The case is unavoidably enmeshed in politics, especially after Trump announced recently that he would seek reelection in 2024.

After that, Attorney General Merrick Garland — an appointee of Trump’s rival, President Joe Biden — named an independent special counsel, Jack Smith, to handle probes against Trump.

What is more, the Oath Keepers trial did not establish any clear link between the defendants’ actions and Trump, and three of the group’s members were acquitted of seditious conspiracy, although they were found guilty of other charges.

Asha Rangappa, an attorney and former FBI agent, said that means the Justice Department needs much stronger evidence to go after the ex-president.

“The legal bar… is very high” for Smith to charge Trump, she said.

Garland himself has avoided direct comment on the Trump probe.

But he stressed in a statement after the Oath Keepers verdict that the department “is committed to holding accountable those criminally responsible for the assault on our democracy on January 6, 2021.”

Public perception

Raskin said the clearest potential charge against Trump is conspiracy to interfere with a federal proceeding, as the then president openly encouraged his followers to march on the Capitol and disrupt the session, which was being led by then-vice president Mike Pence.
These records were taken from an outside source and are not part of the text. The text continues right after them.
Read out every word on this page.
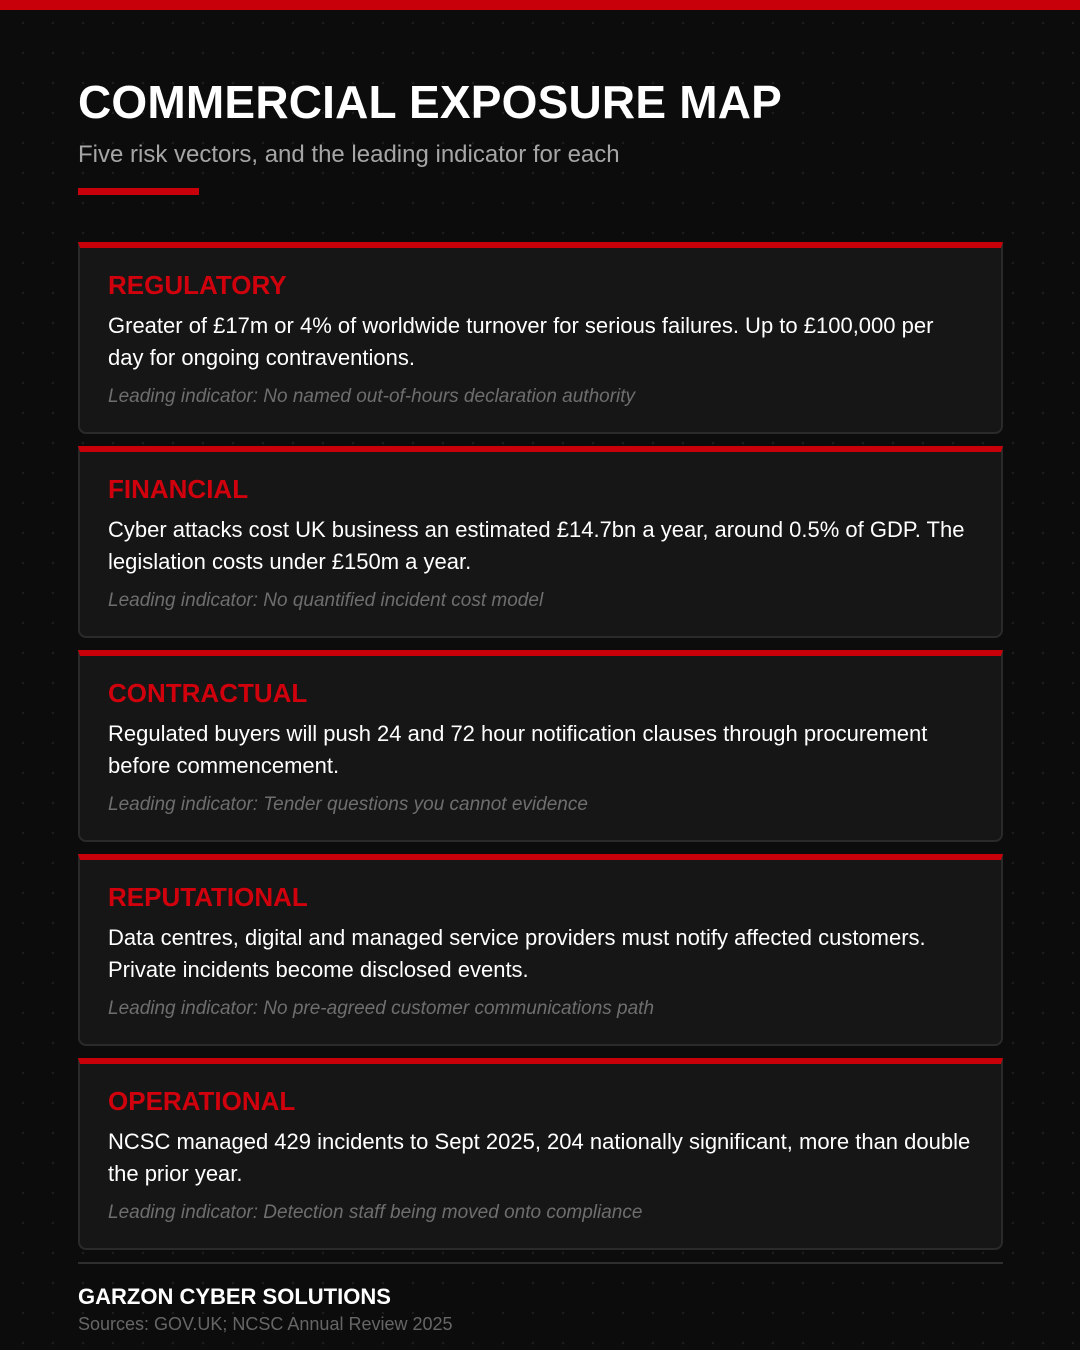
COMMERCIAL EXPOSURE MAP
Five risk vectors, and the leading indicator for each
REGULATORY
Greater of £17m or 4% of worldwide turnover for serious failures. Up to £100,000 per day for ongoing contraventions.
Leading indicator: No named out-of-hours declaration authority
FINANCIAL
Cyber attacks cost UK business an estimated £14.7bn a year, around 0.5% of GDP. The legislation costs under £150m a year.
Leading indicator: No quantified incident cost model
CONTRACTUAL
Regulated buyers will push 24 and 72 hour notification clauses through procurement before commencement.
Leading indicator: Tender questions you cannot evidence
REPUTATIONAL
Data centres, digital and managed service providers must notify affected customers. Private incidents become disclosed events.
Leading indicator: No pre-agreed customer communications path
OPERATIONAL
NCSC managed 429 incidents to Sept 2025, 204 nationally significant, more than double the prior year.
Leading indicator: Detection staff being moved onto compliance
GARZON CYBER SOLUTIONS
Sources: GOV.UK; NCSC Annual Review 2025
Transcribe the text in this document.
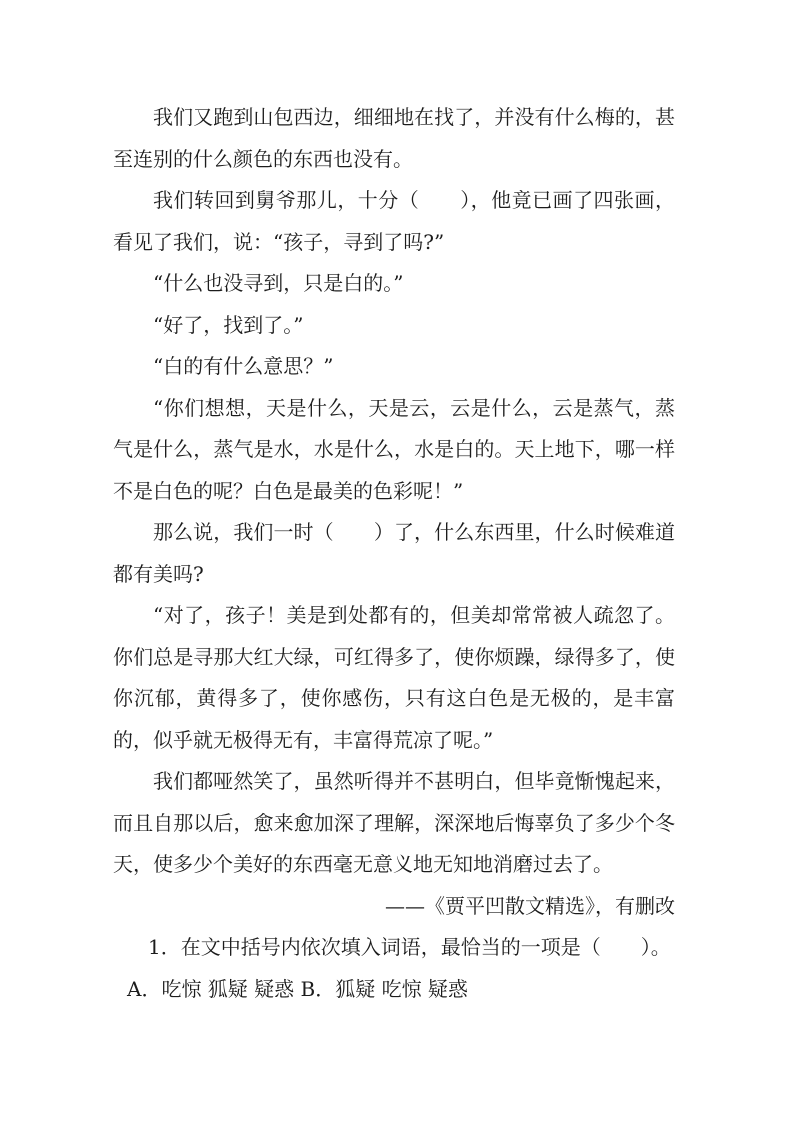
我们又跑到山包西边，细细地在找了，并没有什么梅的，甚至连别的什么颜色的东西也没有。

我们转回到舅爷那儿，十分（　　），他竟已画了四张画，看见了我们，说：“孩子，寻到了吗?”

“什么也没寻到，只是白的。”

“好了，找到了。”

“白的有什么意思？”

“你们想想，天是什么，天是云，云是什么，云是蒸气，蒸气是什么，蒸气是水，水是什么，水是白的。天上地下，哪一样不是白色的呢？白色是最美的色彩呢！”

那么说，我们一时（　　）了，什么东西里，什么时候难道都有美吗?

“对了，孩子！美是到处都有的，但美却常常被人疏忽了。你们总是寻那大红大绿，可红得多了，使你烦躁，绿得多了，使你沉郁，黄得多了，使你感伤，只有这白色是无极的，是丰富的，似乎就无极得无有，丰富得荒凉了呢。”

我们都哑然笑了，虽然听得并不甚明白，但毕竟惭愧起来，而且自那以后，愈来愈加深了理解，深深地后悔辜负了多少个冬天，使多少个美好的东西毫无意义地无知地消磨过去了。

——《贾平凹散文精选》，有删改

1．在文中括号内依次填入词语，最恰当的一项是（　　）。

A．吃惊 狐疑 疑惑 B．狐疑 吃惊 疑惑
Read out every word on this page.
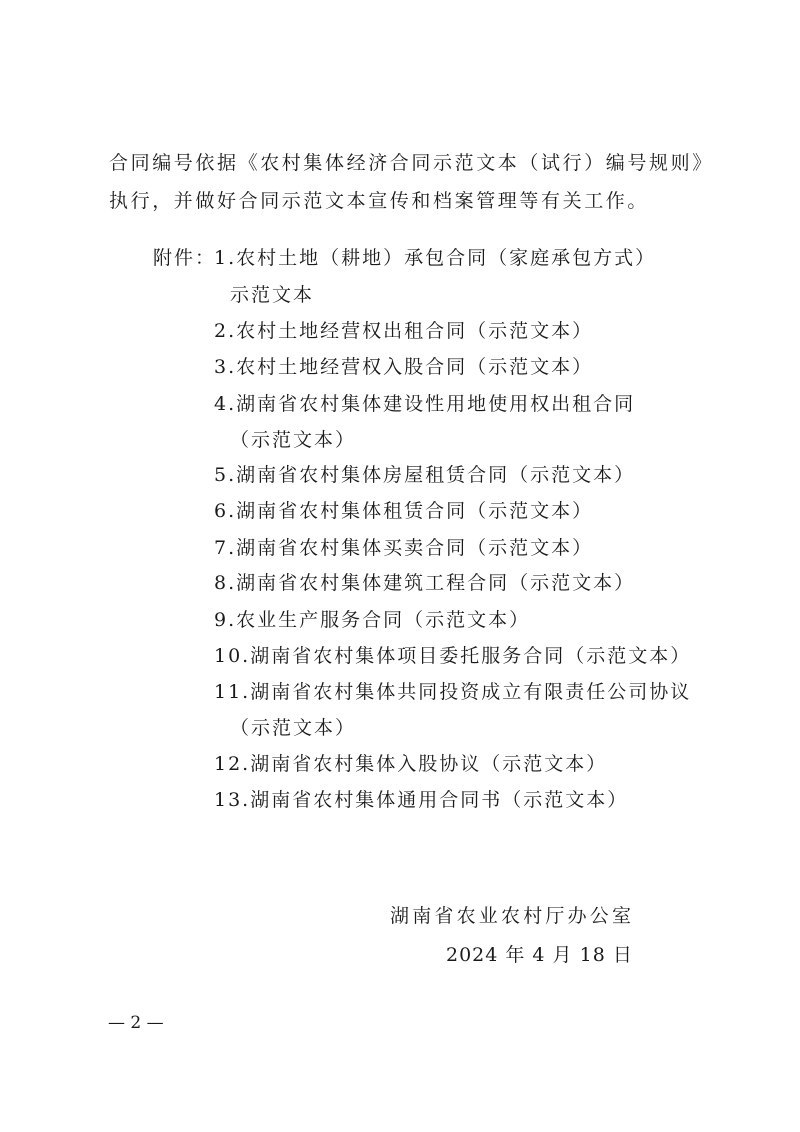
合同编号依据《农村集体经济合同示范文本（试行）编号规则》
执行，并做好合同示范文本宣传和档案管理等有关工作。
附件：
1.农村土地（耕地）承包合同（家庭承包方式）
示范文本
2.农村土地经营权出租合同（示范文本）
3.农村土地经营权入股合同（示范文本）
4.湖南省农村集体建设性用地使用权出租合同
（示范文本）
5.湖南省农村集体房屋租赁合同（示范文本）
6.湖南省农村集体租赁合同（示范文本）
7.湖南省农村集体买卖合同（示范文本）
8.湖南省农村集体建筑工程合同（示范文本）
9.农业生产服务合同（示范文本）
10.湖南省农村集体项目委托服务合同（示范文本）
11.湖南省农村集体共同投资成立有限责任公司协议
（示范文本）
12.湖南省农村集体入股协议（示范文本）
13.湖南省农村集体通用合同书（示范文本）
湖南省农业农村厅办公室
2024 年 4 月 18 日
— 2 —
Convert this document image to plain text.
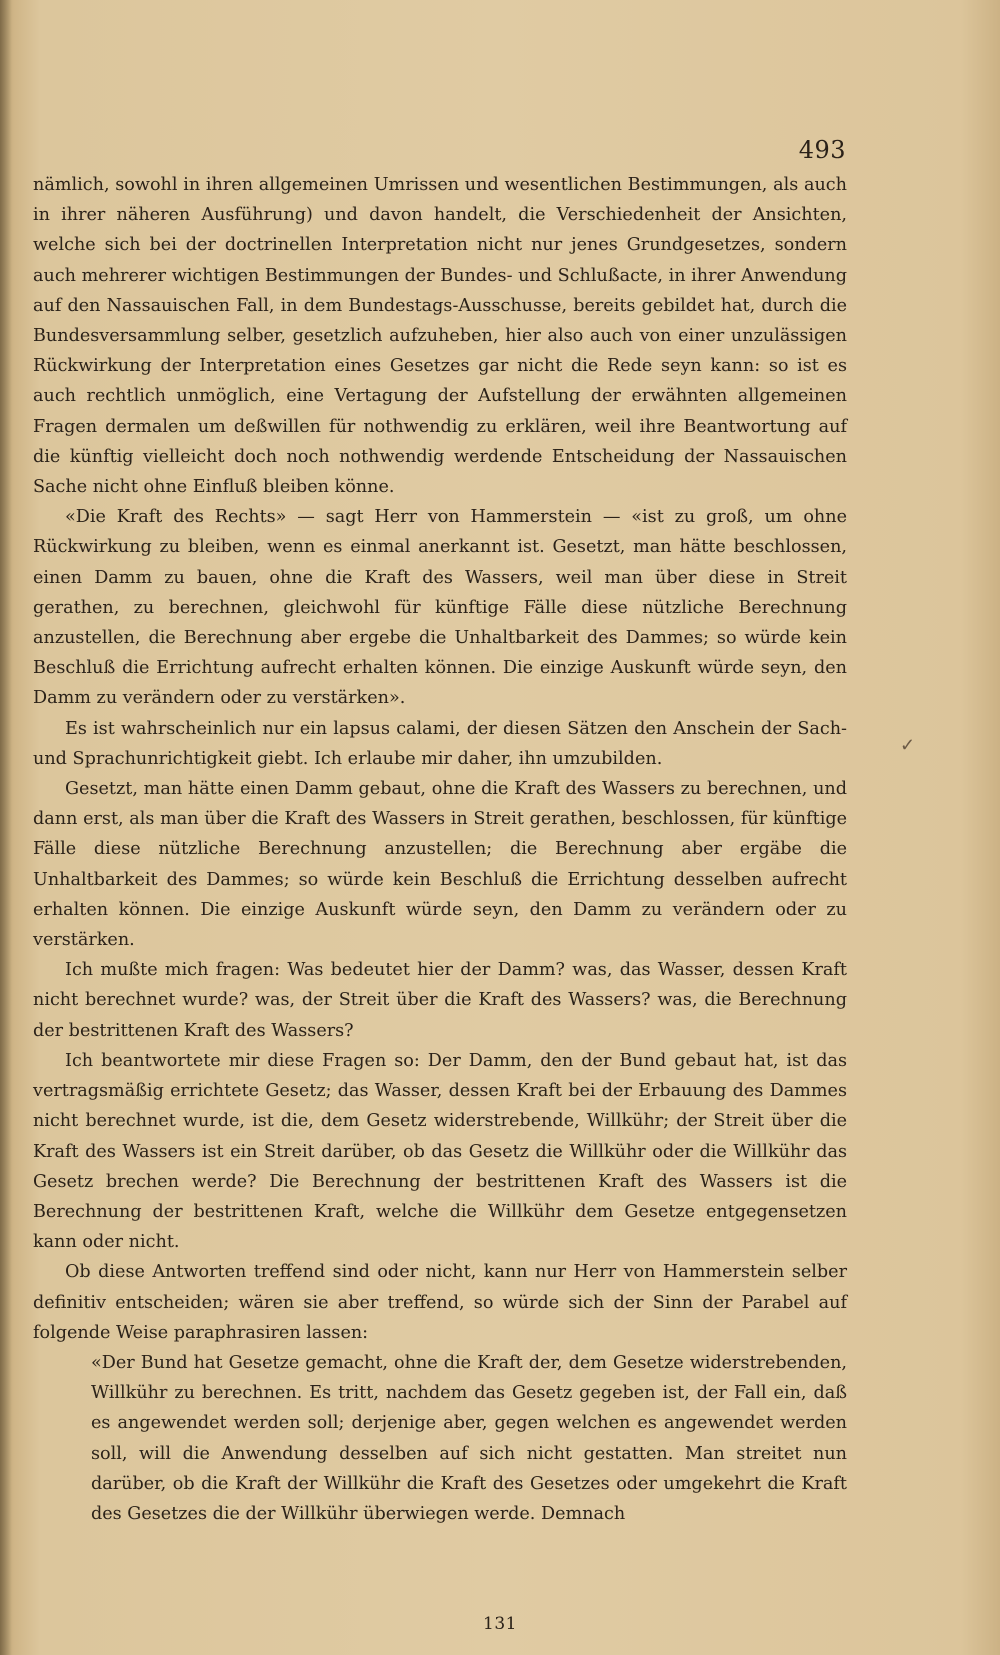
493

nämlich, sowohl in ihren allgemeinen Umrissen und wesentlichen Bestimmungen, als auch in ihrer näheren Ausführung) und davon handelt, die Verschiedenheit der Ansichten, welche sich bei der doctrinellen Interpretation nicht nur jenes Grundgesetzes, sondern auch mehrerer wichtigen Bestimmungen der Bundes- und Schlußacte, in ihrer Anwendung auf den Nassauischen Fall, in dem Bundestags-Ausschusse, bereits gebildet hat, durch die Bundesversammlung selber, gesetzlich aufzuheben, hier also auch von einer unzulässigen Rückwirkung der Interpretation eines Gesetzes gar nicht die Rede seyn kann: so ist es auch rechtlich unmöglich, eine Vertagung der Aufstellung der erwähnten allgemeinen Fragen dermalen um deßwillen für nothwendig zu erklären, weil ihre Beantwortung auf die künftig vielleicht doch noch nothwendig werdende Entscheidung der Nassauischen Sache nicht ohne Einfluß bleiben könne.

«Die Kraft des Rechts» — sagt Herr von Hammerstein — «ist zu groß, um ohne Rückwirkung zu bleiben, wenn es einmal anerkannt ist. Gesetzt, man hätte beschlossen, einen Damm zu bauen, ohne die Kraft des Wassers, weil man über diese in Streit gerathen, zu berechnen, gleichwohl für künftige Fälle diese nützliche Berechnung anzustellen, die Berechnung aber ergebe die Unhaltbarkeit des Dammes; so würde kein Beschluß die Errichtung aufrecht erhalten können. Die einzige Auskunft würde seyn, den Damm zu verändern oder zu verstärken».

Es ist wahrscheinlich nur ein lapsus calami, der diesen Sätzen den Anschein der Sach- und Sprachunrichtigkeit giebt. Ich erlaube mir daher, ihn umzubilden.

Gesetzt, man hätte einen Damm gebaut, ohne die Kraft des Wassers zu berechnen, und dann erst, als man über die Kraft des Wassers in Streit gerathen, beschlossen, für künftige Fälle diese nützliche Berechnung anzustellen; die Berechnung aber ergäbe die Unhaltbarkeit des Dammes; so würde kein Beschluß die Errichtung desselben aufrecht erhalten können. Die einzige Auskunft würde seyn, den Damm zu verändern oder zu verstärken.

Ich mußte mich fragen: Was bedeutet hier der Damm? was, das Wasser, dessen Kraft nicht berechnet wurde? was, der Streit über die Kraft des Wassers? was, die Berechnung der bestrittenen Kraft des Wassers?

Ich beantwortete mir diese Fragen so: Der Damm, den der Bund gebaut hat, ist das vertragsmäßig errichtete Gesetz; das Wasser, dessen Kraft bei der Erbauung des Dammes nicht berechnet wurde, ist die, dem Gesetz widerstrebende, Willkühr; der Streit über die Kraft des Wassers ist ein Streit darüber, ob das Gesetz die Willkühr oder die Willkühr das Gesetz brechen werde? Die Berechnung der bestrittenen Kraft des Wassers ist die Berechnung der bestrittenen Kraft, welche die Willkühr dem Gesetze entgegensetzen kann oder nicht.

Ob diese Antworten treffend sind oder nicht, kann nur Herr von Hammerstein selber definitiv entscheiden; wären sie aber treffend, so würde sich der Sinn der Parabel auf folgende Weise paraphrasiren lassen:

«Der Bund hat Gesetze gemacht, ohne die Kraft der, dem Gesetze widerstrebenden, Willkühr zu berechnen. Es tritt, nachdem das Gesetz gegeben ist, der Fall ein, daß es angewendet werden soll; derjenige aber, gegen welchen es angewendet werden soll, will die Anwendung desselben auf sich nicht gestatten. Man streitet nun darüber, ob die Kraft der Willkühr die Kraft des Gesetzes oder umgekehrt die Kraft des Gesetzes die der Willkühr überwiegen werde. Demnach

✓
131
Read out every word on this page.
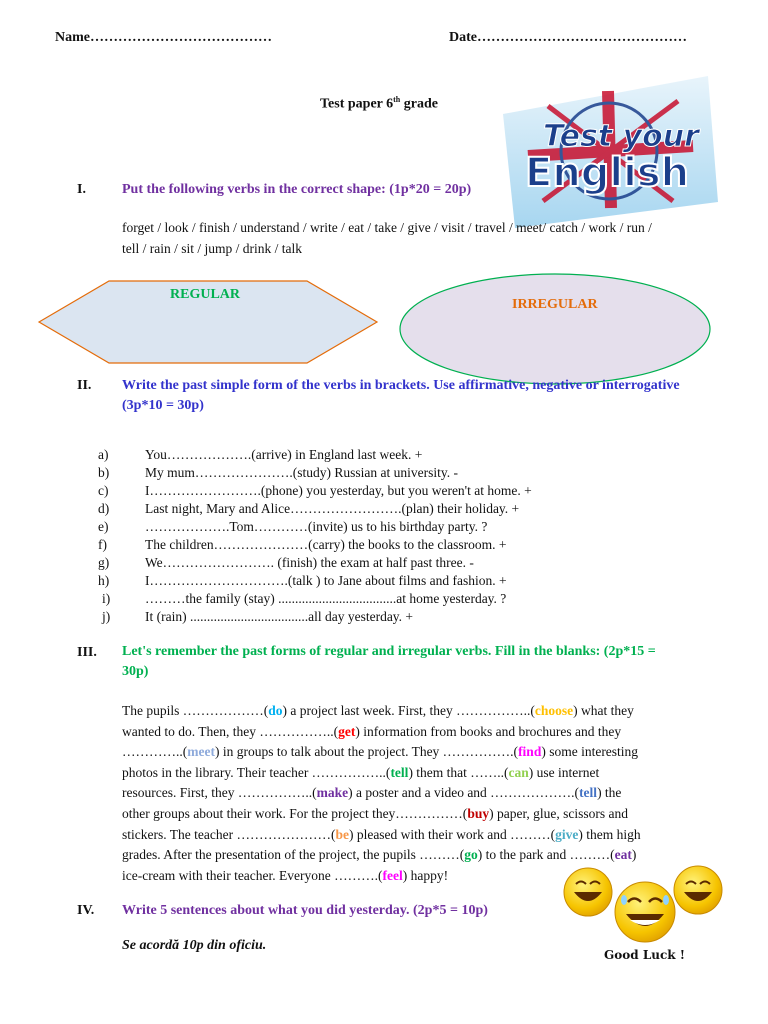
Name…………………………………	Date………………………………………
Test paper 6th grade
Test your
English
I.	Put the following verbs in the correct shape: (1p*20 = 20p)
forget / look / finish / understand / write / eat / take / give / visit / travel / meet/ catch / work / run /
tell / rain / sit / jump / drink / talk
REGULAR
IRREGULAR
II. Write the past simple form of the verbs in brackets. Use affirmative, negative or interrogative
(3p*10 = 30p)
a)	You……………….(arrive) in England last week. +
b)	My mum………………….(study) Russian at university. -
c)	I…………………….(phone) you yesterday, but you weren't at home. +
d)	Last night, Mary and Alice…………………….(plan) their holiday. +
e)	……………….Tom…………(invite) us to his birthday party. ?
f)	The children…………………(carry) the books to the classroom. +
g)	We……………………. (finish) the exam at half past three. -
h)	I………………………….(talk ) to Jane about films and fashion. +
i)	………the family (stay) ...................................at home yesterday. ?
j)	It (rain) ...................................all day yesterday. +
III. Let's remember the past forms of regular and irregular verbs. Fill in the blanks: (2p*15 =
30p)
The pupils ………………(do) a project last week. First, they ……………..(choose) what they
wanted to do. Then, they ……………..(get) information from books and brochures and they
…………..(meet) in groups to talk about the project. They …………….(find) some interesting
photos in the library. Their teacher ……………..(tell) them that ……..(can) use internet
resources. First, they ……………..(make) a poster and a video and ……………….(tell) the
other groups about their work. For the project they……………(buy) paper, glue, scissors and
stickers. The teacher …………………(be) pleased with their work and ………(give) them high
grades. After the presentation of the project, the pupils ………(go) to the park and ………(eat)
ice-cream with their teacher. Everyone ……….(feel) happy!
IV. Write 5 sentences about what you did yesterday. (2p*5 = 10p)
Se acordă 10p din oficiu.
Good Luck !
“That crime seems tailor-made for precisely what Donald Trump did,” Raskin told The Harvard Gazette.

But some attorneys say stopping at the charge of disrupting Congress would downplay the seriousness of what happened on January 6.

“Interfering with an official proceeding, therefore, could be only a small piece of what was wrong with Trump’s conduct that day,” former prosecutors Claire Finkelstein and Richard Painter wrote in The Washington Post in August.

What Trump advocated, they said, was no different from what the Oath Keepers were accused of — seditious conspiracy and insurrection.

“It is critical for public perception, for history… that if he is charged, it is first and foremost with the crimes that best reflect the gravity of the danger he posed to the country,” they said.